Bülent Arınç, Antalya Gazeteciler Cemiyeti'nin ödül töreni öncesinde gündeme ilişkin soruları cevapladı. İki yıl süren Balyoz davası sonunda 'beğenilse de, beğenilmese de' 3 kişilik ağır ceza heyetinin bir karar verdiğini belirten Arınç, "Sanıkların yüzde 10'u beraat etti. Geri kalanlara mahkumiyet kararı verildi. Hiçbirimiz insani olarak 'oh oldu, iyi oldu' demek durumunda değiliz." dedi.
Yargı sürecin ilk aşamasının tamamlandığını, 'Çok ağır cezalar verildi. Çok haksız oldu' diyenlerin ve bunun aksini söyleyenlerin bundan sonraki süreçleri beklemeleri gerektiğini belirten Arınç, "Ben dün de ifade ettim. Mahkumiyete hiç kimse sevinmez, sevinmemeli ama iddialar ciddiydi. Bu iddiaları ciddi bulan sanıyorum ki deliler bulundu. Doğruluğunu temyiz aşamasından sonra vereceğiz. Temyizden sonra belki Anayasa Mahkemesi'ne başvuranlar olabilir. Ben geçmiş olsun diyorum." diye konuştu.

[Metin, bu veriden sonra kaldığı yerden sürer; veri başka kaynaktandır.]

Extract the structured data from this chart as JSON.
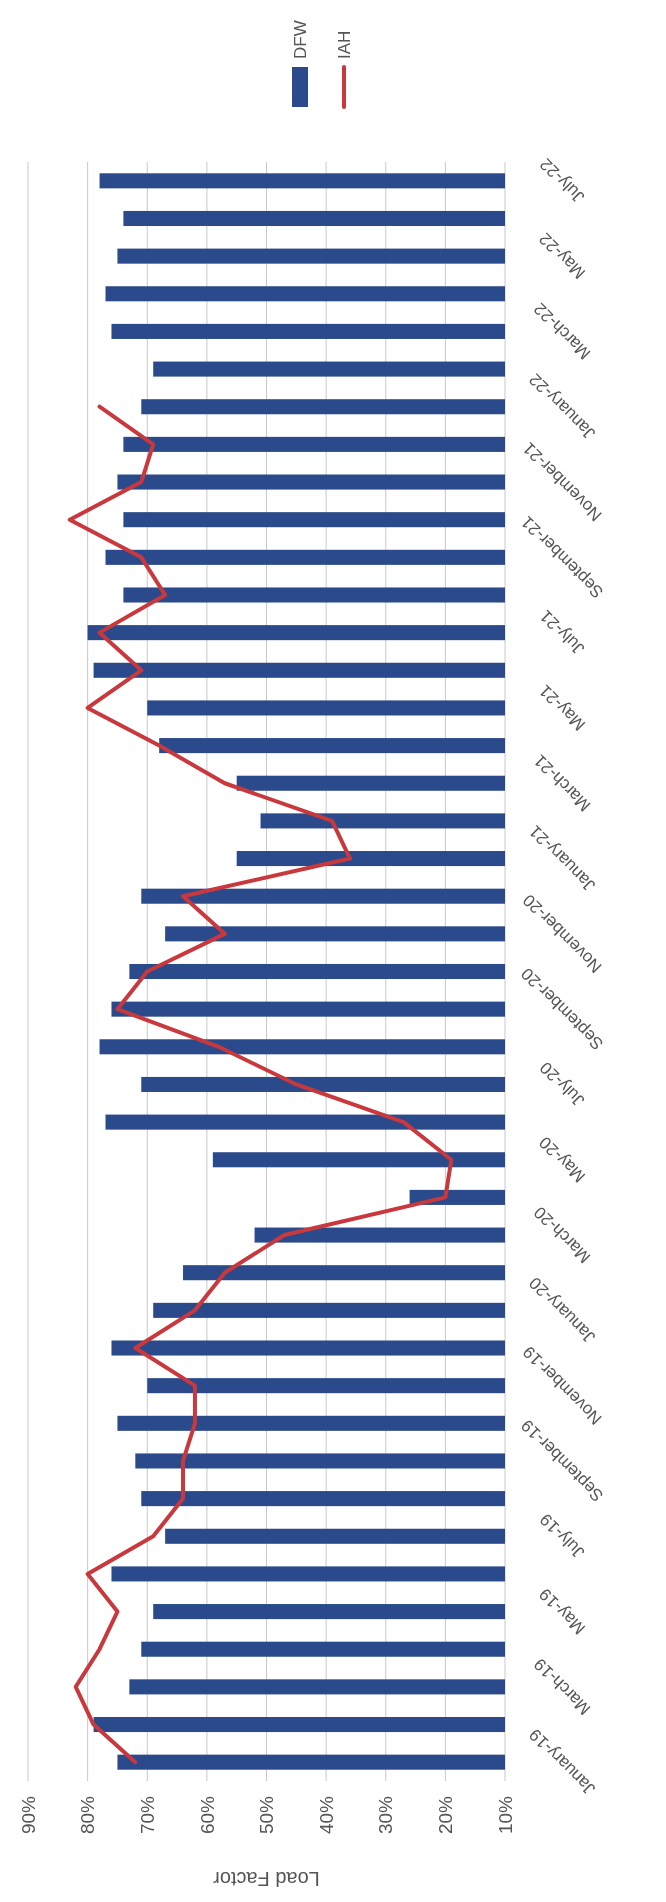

Arınç, CHP Genel Başkan Yardımcısı Gürsel Tekin'in kendisiyle ilgili sözlerine ise şu karşılığı verdi: "Güya ben çok mutlu olmuşum. Bu çok yanlıştır. Ben böyle bir şey sarf etmedim. Bu insani olmaz. Bunu söylemek için ancak insanın Gürsel Tekin olması lazım. Ben hep tutukluluk sürelerinin uzunluğundan şikayet ediyorum. Tutukluluk bir tedbir olmaması lazım. Mahkeme kararı verilmediği sürece tutukluğun kaldırılmasını istiyorum. Hem milletvekilleri hakkında hem de içeride yatan tüm milletvekilleri hakkında. Dışarıdayken de mahkeme devam edebilir. Ben sadece mahkemelerin bir an önce sonuçlanmasını istemiştim. Bir dava iki, üç, dört sene sürmez. Burada iki senenin sonunda bir karar verilmiş oldu. Bence bir siyasetçide siyasetçi dışındaki herkeste birinin sözleri kendine anlatıldığında iyi okumalı, dinlemeli ve bizzat görmeli. Ondan sonra bir değerlendirme yapmalı. Doğrusu Sayın Tekin'e ben de yakıştıramadım."
Bülent Arınç, son günlerde artan terör olaylarında istihbarat eksikliği olup olmadığı yönündeki bir soruya ise şu cevabı verdi: "Son günlerdeki terör saldırıları hepimizi üzüyor. Şehitlerimize yeni şehitler ekleniyor. Onlara Allah'tan rahmet diliyoruz. Teröre karşı çok iyi sonuçlar alacağımıza ben inanıyorum. Biz de her olayın öncesi ve sonrası adli ve idari açıdan soruşturulur. Savcımıza ve Bingöl'de yapılan saldırılarda bir eksiklik, ihmal ya da vazifeyi kötüye kullanım varsa bunun sorumluları hakkında mutlaka gereken yapılır. Bütün istihbarat örgütlerimizin çalışmasına rağmen yine de önleyemediğimiz eylemler var. Bazı eylemler kötü sonuçlara neden olabiliyor. Ama bu eylemlerin birçoğu engellenebiliyor. Bunlardan çok fazla haberinizde olmuyor. Elimizden geleni yapıyoruz. İstihbarat paylaşımını yapıyoruz. Bütün imkanları kullanıyoruz. Bunun ötesinde ne yapmak gerekiyorsa büyük bir kararlılık içerisinde yapıyoruz. Biz devletiz, biz terörist değiliz. Onların mantığı ile onların yöntemi ile onların saldırı yaptığı gibi hareket edemeyiz. Biz devletiz, devletin iki yüzü yoktur. Tek yüzü var o da hukuktur. Hukuk içerisinde mücadele etmekteyiz. Türkiye'de normal hayat devam ediyor. Ne sıkıyönetim, ne de olağanüstü hal ilan etme niyetindeyiz. Hükümetin gücü bunun en kısa zamanda üstesinden gelecektir."